Selasa, 16 September 2008

Intellectual Confessions and the Book of Mormon


BY ED BLUM

If you’re like me (and I hope you aren’t, because that would mean double or triple or quadruple the insanity I already bring to the world), you are an American religious historian who has some intellectual confessing to do. You may have never read Bob Orsi’s The Madonna of 115th Street; you may secretly like revival meetings; you may think that “women’s history” is not “religious history” (or vice versa). For me, the first of my confessions is that I have never read The Book of Mormon. I teach about the Church of Latter-Day Saints all the time; heck, I even have friends who consider themselves part of the tradition. But I’ve avoided the Angel Moroni; I’ve steered clear of Alma and of Nephi.

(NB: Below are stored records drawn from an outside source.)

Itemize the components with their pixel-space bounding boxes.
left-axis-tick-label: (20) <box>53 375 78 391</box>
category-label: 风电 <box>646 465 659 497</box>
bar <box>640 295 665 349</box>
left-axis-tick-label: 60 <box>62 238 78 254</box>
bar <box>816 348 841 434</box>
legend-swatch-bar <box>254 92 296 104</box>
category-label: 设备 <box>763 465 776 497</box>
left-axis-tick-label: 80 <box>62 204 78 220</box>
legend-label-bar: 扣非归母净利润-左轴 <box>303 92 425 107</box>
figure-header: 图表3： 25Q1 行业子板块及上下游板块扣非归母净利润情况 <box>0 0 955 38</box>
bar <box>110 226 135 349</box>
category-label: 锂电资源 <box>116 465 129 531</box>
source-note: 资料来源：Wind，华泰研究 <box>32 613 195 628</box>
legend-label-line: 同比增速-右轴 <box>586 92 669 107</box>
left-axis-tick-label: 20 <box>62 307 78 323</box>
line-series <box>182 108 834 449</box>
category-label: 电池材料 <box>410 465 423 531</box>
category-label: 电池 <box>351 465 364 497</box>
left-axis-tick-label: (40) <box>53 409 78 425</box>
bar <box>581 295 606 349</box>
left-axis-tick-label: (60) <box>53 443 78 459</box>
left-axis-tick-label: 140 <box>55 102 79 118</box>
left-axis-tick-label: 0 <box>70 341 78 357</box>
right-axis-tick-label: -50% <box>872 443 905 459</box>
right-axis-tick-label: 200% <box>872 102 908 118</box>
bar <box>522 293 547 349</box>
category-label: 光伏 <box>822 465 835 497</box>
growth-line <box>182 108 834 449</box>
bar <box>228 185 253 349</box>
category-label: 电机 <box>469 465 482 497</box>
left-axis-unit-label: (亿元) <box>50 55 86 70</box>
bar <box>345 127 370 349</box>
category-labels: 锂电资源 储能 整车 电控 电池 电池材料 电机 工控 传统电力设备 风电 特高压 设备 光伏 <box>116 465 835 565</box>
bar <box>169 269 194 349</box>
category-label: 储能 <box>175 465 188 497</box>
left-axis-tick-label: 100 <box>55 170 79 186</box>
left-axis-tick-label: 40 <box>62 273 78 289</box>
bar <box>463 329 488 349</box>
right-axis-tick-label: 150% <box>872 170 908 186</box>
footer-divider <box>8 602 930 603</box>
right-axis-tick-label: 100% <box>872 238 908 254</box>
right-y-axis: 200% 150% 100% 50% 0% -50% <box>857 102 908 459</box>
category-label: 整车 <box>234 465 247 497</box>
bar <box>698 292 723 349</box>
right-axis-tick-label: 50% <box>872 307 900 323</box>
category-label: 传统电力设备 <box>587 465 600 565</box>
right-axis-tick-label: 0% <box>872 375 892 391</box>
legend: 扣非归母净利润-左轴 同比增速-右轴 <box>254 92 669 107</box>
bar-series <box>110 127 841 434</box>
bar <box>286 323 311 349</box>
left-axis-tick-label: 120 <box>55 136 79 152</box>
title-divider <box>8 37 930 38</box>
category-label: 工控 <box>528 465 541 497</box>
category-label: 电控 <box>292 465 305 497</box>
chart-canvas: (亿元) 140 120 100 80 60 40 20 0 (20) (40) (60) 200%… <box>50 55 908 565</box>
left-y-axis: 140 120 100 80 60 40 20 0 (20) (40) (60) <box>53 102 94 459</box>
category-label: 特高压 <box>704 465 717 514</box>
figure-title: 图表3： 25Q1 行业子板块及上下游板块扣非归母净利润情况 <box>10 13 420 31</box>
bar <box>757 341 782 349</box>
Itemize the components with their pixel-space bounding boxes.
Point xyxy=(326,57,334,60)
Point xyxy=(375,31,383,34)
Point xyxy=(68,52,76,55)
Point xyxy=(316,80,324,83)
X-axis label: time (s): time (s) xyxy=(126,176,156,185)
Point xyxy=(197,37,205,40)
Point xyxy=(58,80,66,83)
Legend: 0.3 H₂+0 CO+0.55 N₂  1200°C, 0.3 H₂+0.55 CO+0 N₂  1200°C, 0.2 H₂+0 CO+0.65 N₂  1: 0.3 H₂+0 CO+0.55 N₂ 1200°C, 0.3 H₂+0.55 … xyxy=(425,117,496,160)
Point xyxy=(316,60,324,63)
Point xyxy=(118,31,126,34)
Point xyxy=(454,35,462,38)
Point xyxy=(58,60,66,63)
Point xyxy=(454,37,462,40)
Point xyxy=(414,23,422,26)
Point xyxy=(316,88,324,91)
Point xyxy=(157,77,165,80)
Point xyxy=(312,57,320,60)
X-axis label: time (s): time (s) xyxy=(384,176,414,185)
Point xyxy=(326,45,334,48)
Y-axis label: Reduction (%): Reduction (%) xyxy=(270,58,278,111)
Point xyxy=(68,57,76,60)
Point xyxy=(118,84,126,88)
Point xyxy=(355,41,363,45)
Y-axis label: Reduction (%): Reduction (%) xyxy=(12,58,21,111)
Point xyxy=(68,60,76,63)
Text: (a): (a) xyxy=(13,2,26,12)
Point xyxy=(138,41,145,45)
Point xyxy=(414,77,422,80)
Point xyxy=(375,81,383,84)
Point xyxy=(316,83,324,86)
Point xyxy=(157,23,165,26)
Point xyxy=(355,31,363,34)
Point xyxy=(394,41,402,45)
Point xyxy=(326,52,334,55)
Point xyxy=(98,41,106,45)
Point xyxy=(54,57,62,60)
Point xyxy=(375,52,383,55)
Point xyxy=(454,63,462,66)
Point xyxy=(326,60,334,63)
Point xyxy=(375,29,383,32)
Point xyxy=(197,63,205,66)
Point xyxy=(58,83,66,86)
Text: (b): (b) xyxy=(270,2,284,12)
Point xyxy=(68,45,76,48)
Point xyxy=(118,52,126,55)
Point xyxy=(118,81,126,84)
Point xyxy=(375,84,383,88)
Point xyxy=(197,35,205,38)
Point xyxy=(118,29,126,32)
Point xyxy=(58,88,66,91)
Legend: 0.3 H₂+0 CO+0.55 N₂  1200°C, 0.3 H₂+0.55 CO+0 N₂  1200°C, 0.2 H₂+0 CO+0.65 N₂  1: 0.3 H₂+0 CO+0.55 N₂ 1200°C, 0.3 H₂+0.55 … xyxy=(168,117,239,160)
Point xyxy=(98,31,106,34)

This will all change now. Penguin Classics just released a beautiful new edition of The Book of Mormon with an introduction from one of the finest American religious historians of the past twenty years: Laurie Maffly-Kipp. The cover is gorgeous and the introduction drew me not only in the world of early 19th century America, but also into the tradition of a truly “American” faith (or is it profoundly unAmerican? ... I’ll let the historiographical slugfest continue with perhaps a twist to that question: if “women’s history is religious history,” as Ann Braude claims, then how does the history of Mormonism fit into American women’s religious history?).